The path of plausible deniability is taken at this stage as it said that this is not the intention and that “help” will be provided to the NHS by external expertise. It rings as true as claims by the Japanese not to be intent on reintroducing commercial whaling.

It is not as if there is not a well-trodden route for changing the legislative structures. Discussion papers (Green papers) are produced; responses carefully evaluated from all the stakeholders involved, and eventually a White paper and draft legislation presented to Parliament. There is even scope for pre-emptive action by the executive in the expectation that legislation will be passed by Parliament in the near future. (The pre-emption of Parliament: 13th report of session 2012-13By Great Britain: Parliament: House of Lords: Select Committee on the Constitution)

But none of this applies in this case.

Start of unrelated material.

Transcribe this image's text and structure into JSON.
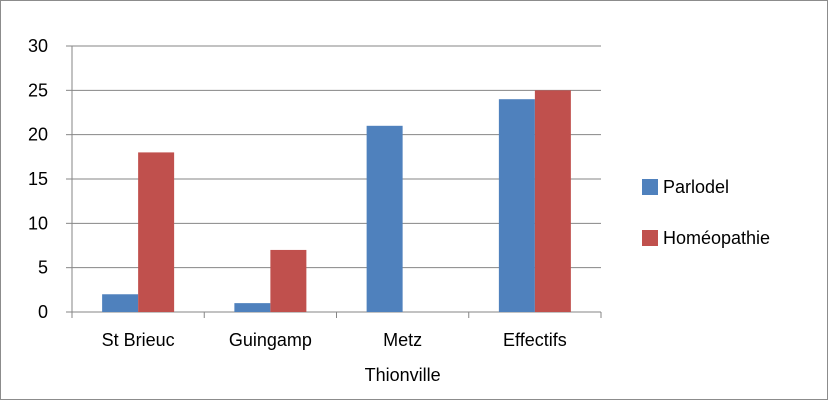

No discussion papers have been produced, no draft legislation exists and no debates have taken place in Parliament. What has happened is that the NHS itself has decided the system designed by Parliament doesn’t work in practice and is being dismantled and replaced.

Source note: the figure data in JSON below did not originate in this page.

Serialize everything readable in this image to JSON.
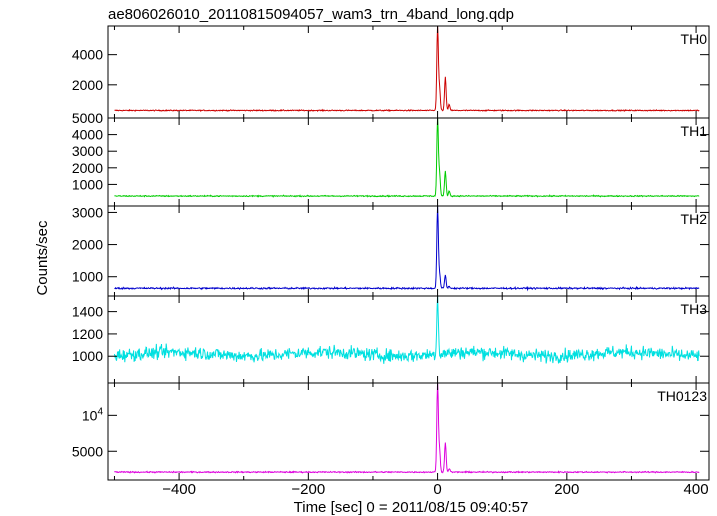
{
  "chart_data": {
    "type": "line",
    "title": "ae806026010_20110815094057_wam3_trn_4band_long.qdp",
    "xlabel": "Time [sec] 0 = 2011/08/15 09:40:57",
    "ylabel": "Counts/sec",
    "xlim": [
      -510,
      420
    ],
    "x_ticks": [
      -400,
      -200,
      0,
      200,
      400
    ],
    "x_tick_labels": [
      "−400",
      "−200",
      "0",
      "200",
      "400"
    ],
    "grid": false,
    "panels": [
      {
        "name": "TH0",
        "color": "#cc0000",
        "ylim": [
          -200,
          5900
        ],
        "y_ticks": [
          2000,
          4000
        ],
        "y_tick_labels": [
          "2000",
          "4000"
        ],
        "baseline": 300,
        "noise": 25,
        "peaks": [
          {
            "x": 0,
            "y": 5900
          },
          {
            "x": 3,
            "y": 1800
          },
          {
            "x": 12,
            "y": 2500
          },
          {
            "x": 18,
            "y": 700
          }
        ]
      },
      {
        "name": "TH1",
        "color": "#00cc00",
        "ylim": [
          -300,
          5000
        ],
        "y_ticks": [
          1000,
          2000,
          3000,
          4000,
          5000
        ],
        "y_tick_labels": [
          "1000",
          "2000",
          "3000",
          "4000",
          "5000"
        ],
        "baseline": 300,
        "noise": 25,
        "peaks": [
          {
            "x": 0,
            "y": 5000
          },
          {
            "x": 3,
            "y": 1700
          },
          {
            "x": 12,
            "y": 1800
          },
          {
            "x": 18,
            "y": 600
          }
        ]
      },
      {
        "name": "TH2",
        "color": "#0000cc",
        "ylim": [
          400,
          3200
        ],
        "y_ticks": [
          1000,
          2000,
          3000
        ],
        "y_tick_labels": [
          "1000",
          "2000",
          "3000"
        ],
        "baseline": 640,
        "noise": 18,
        "peaks": [
          {
            "x": 0,
            "y": 3150
          },
          {
            "x": 3,
            "y": 1100
          },
          {
            "x": 12,
            "y": 1050
          },
          {
            "x": 18,
            "y": 700
          }
        ]
      },
      {
        "name": "TH3",
        "color": "#00e0e0",
        "ylim": [
          760,
          1540
        ],
        "y_ticks": [
          1000,
          1200,
          1400
        ],
        "y_tick_labels": [
          "1000",
          "1200",
          "1400"
        ],
        "baseline": 1020,
        "noise": 42,
        "peaks": [
          {
            "x": 0,
            "y": 1540
          }
        ]
      },
      {
        "name": "TH0123",
        "color": "#dd00dd",
        "ylim": [
          1000,
          14500
        ],
        "y_ticks": [
          5000,
          10000
        ],
        "y_tick_labels": [
          "5000",
          "10^4"
        ],
        "baseline": 2100,
        "noise": 60,
        "peaks": [
          {
            "x": 0,
            "y": 14500
          },
          {
            "x": 3,
            "y": 5200
          },
          {
            "x": 12,
            "y": 6200
          },
          {
            "x": 18,
            "y": 2600
          }
        ]
      }
    ]
  }
}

It has resulted in legal challenges, including the one discussed here on Whole Population Annual Payment contract arrangements. In this case the appeals court has decided (para 88) in its wisdom that that the arrangements proposed are lawful, despite they being contrary to the spirit of the legislation and at odds with the direction that Parliament had determined. The Court has interpreted benignly the words in the legislation encouraging innovation to allow for the opposite of what was intended. An extreme analogy would be releasing prisoners detained by the courts under legislation to allow for an innovation in Penal policy, without discussing this in Parliament. It would be preposterous and yet something similar is being proposed in this case.

It is unlikely to be the end of the matter however and a number of commentators have agreed that the current legal impasse is unsatisfactory and clearly call for legislation to be presented. This however is not only unlikely but potentially unpredictable with Parliament without a strong ruling Party and deep controversy likely on a new reorganisation of the NHS, so close to the last one and designed at the moment to allow for the widespread introduction of Accountable Care Organisation contracts written in America.

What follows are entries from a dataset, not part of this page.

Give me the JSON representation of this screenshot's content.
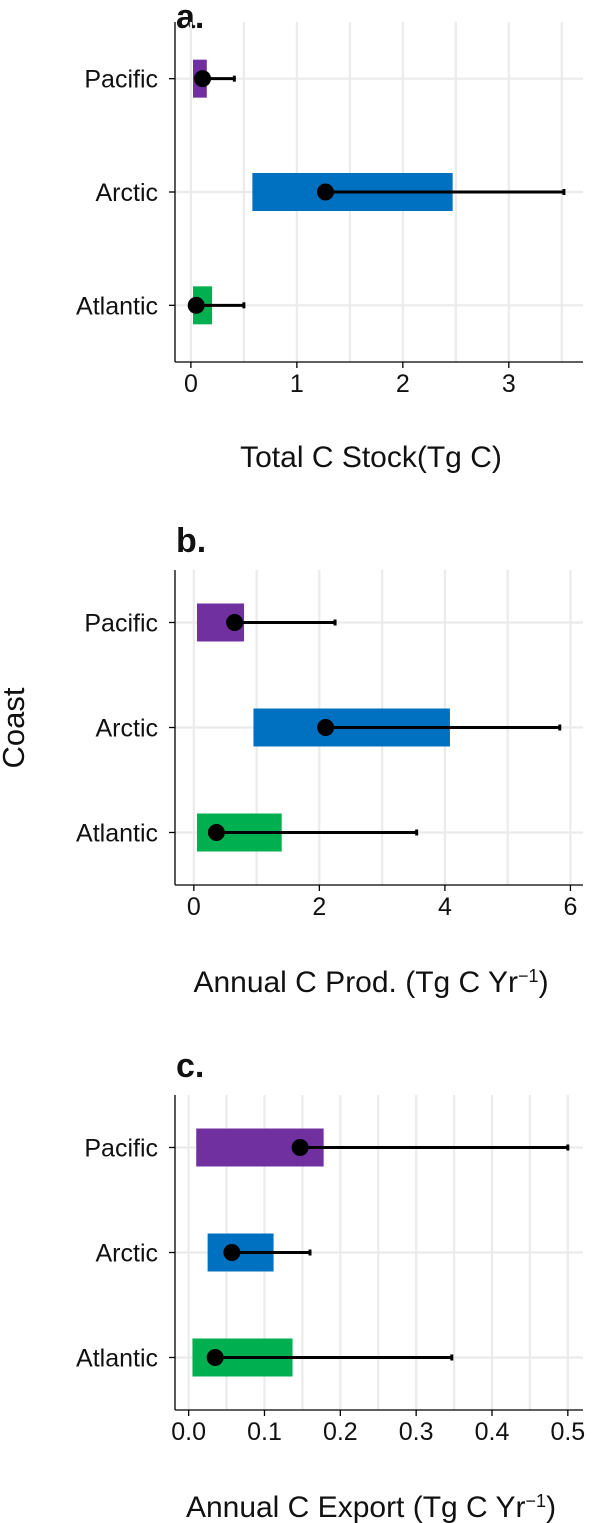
{
  "figure": {
    "shared_ylabel": "Coast",
    "colors": {
      "Pacific": "#7030A0",
      "Arctic": "#0070C0",
      "Atlantic": "#00B050",
      "grid": "#EBEBEB",
      "axis": "#000000",
      "point": "#000000"
    }
  },
  "chart_data": [
    {
      "panel_label": "a.",
      "type": "bar",
      "orientation": "horizontal",
      "subtype": "floating range bars with point estimate and error bar",
      "categories": [
        "Pacific",
        "Arctic",
        "Atlantic"
      ],
      "bar_low": [
        0.02,
        0.58,
        0.02
      ],
      "bar_high": [
        0.15,
        2.47,
        0.2
      ],
      "point": [
        0.11,
        1.27,
        0.05
      ],
      "error_high": [
        0.41,
        3.52,
        0.5
      ],
      "xlabel": "Total C Stock(Tg C)",
      "xlim": [
        -0.15,
        3.7
      ],
      "xticks": [
        0,
        1,
        2,
        3
      ],
      "xtick_labels": [
        "0",
        "1",
        "2",
        "3"
      ],
      "grid": true
    },
    {
      "panel_label": "b.",
      "type": "bar",
      "orientation": "horizontal",
      "subtype": "floating range bars with point estimate and error bar",
      "categories": [
        "Pacific",
        "Arctic",
        "Atlantic"
      ],
      "bar_low": [
        0.05,
        0.95,
        0.05
      ],
      "bar_high": [
        0.8,
        4.08,
        1.4
      ],
      "point": [
        0.65,
        2.1,
        0.36
      ],
      "error_high": [
        2.25,
        5.83,
        3.55
      ],
      "xlabel": "Annual C Prod. (Tg C Yr",
      "xlabel_superscript": "−1",
      "xlabel_suffix": ")",
      "xlim": [
        -0.3,
        6.2
      ],
      "xticks": [
        0,
        2,
        4,
        6
      ],
      "xtick_labels": [
        "0",
        "2",
        "4",
        "6"
      ],
      "grid": true
    },
    {
      "panel_label": "c.",
      "type": "bar",
      "orientation": "horizontal",
      "subtype": "floating range bars with point estimate and error bar",
      "categories": [
        "Pacific",
        "Arctic",
        "Atlantic"
      ],
      "bar_low": [
        0.01,
        0.025,
        0.005
      ],
      "bar_high": [
        0.178,
        0.112,
        0.137
      ],
      "point": [
        0.147,
        0.057,
        0.035
      ],
      "error_high": [
        0.5,
        0.16,
        0.347
      ],
      "xlabel": "Annual C Export (Tg C Yr",
      "xlabel_superscript": "−1",
      "xlabel_suffix": ")",
      "xlim": [
        -0.018,
        0.52
      ],
      "xticks": [
        0.0,
        0.1,
        0.2,
        0.3,
        0.4,
        0.5
      ],
      "xtick_labels": [
        "0.0",
        "0.1",
        "0.2",
        "0.3",
        "0.4",
        "0.5"
      ],
      "grid": true
    }
  ]
}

Could not the judges have said so? They pointed out that they were not called upon to judge on the merits of the contracts being introduced but on whether they were lawful. By turning a blind eye to this question and allowing a liberal interpretation of the issue of whether ACO contracts are allowed by law, prior to legislation permitting them, the Judges are backing away from an active view of their role in guiding the debate on the legislative framework.

This is good news for Simon Stevens and the NHS executives running NHS Improvement but is less good news for others. It will only encourage more experiments to push the legal boundaries of what is permissible and cause more legal actions to challenge the action being taken to defy the elements of current legislation at odds with what the top management of the NHS intend.

Although many in the NHS and many outside the NHS have been highly critical of the NHS internal market and of the commercialisation of the NHS they will quickly learn that the ACO arrangement will not mark progress but merely encourage the wholesale contracting out of swathes of the NHS within new contractual arrangements. It is unlikely therefore to be passively accepted and will bring more legal challenges.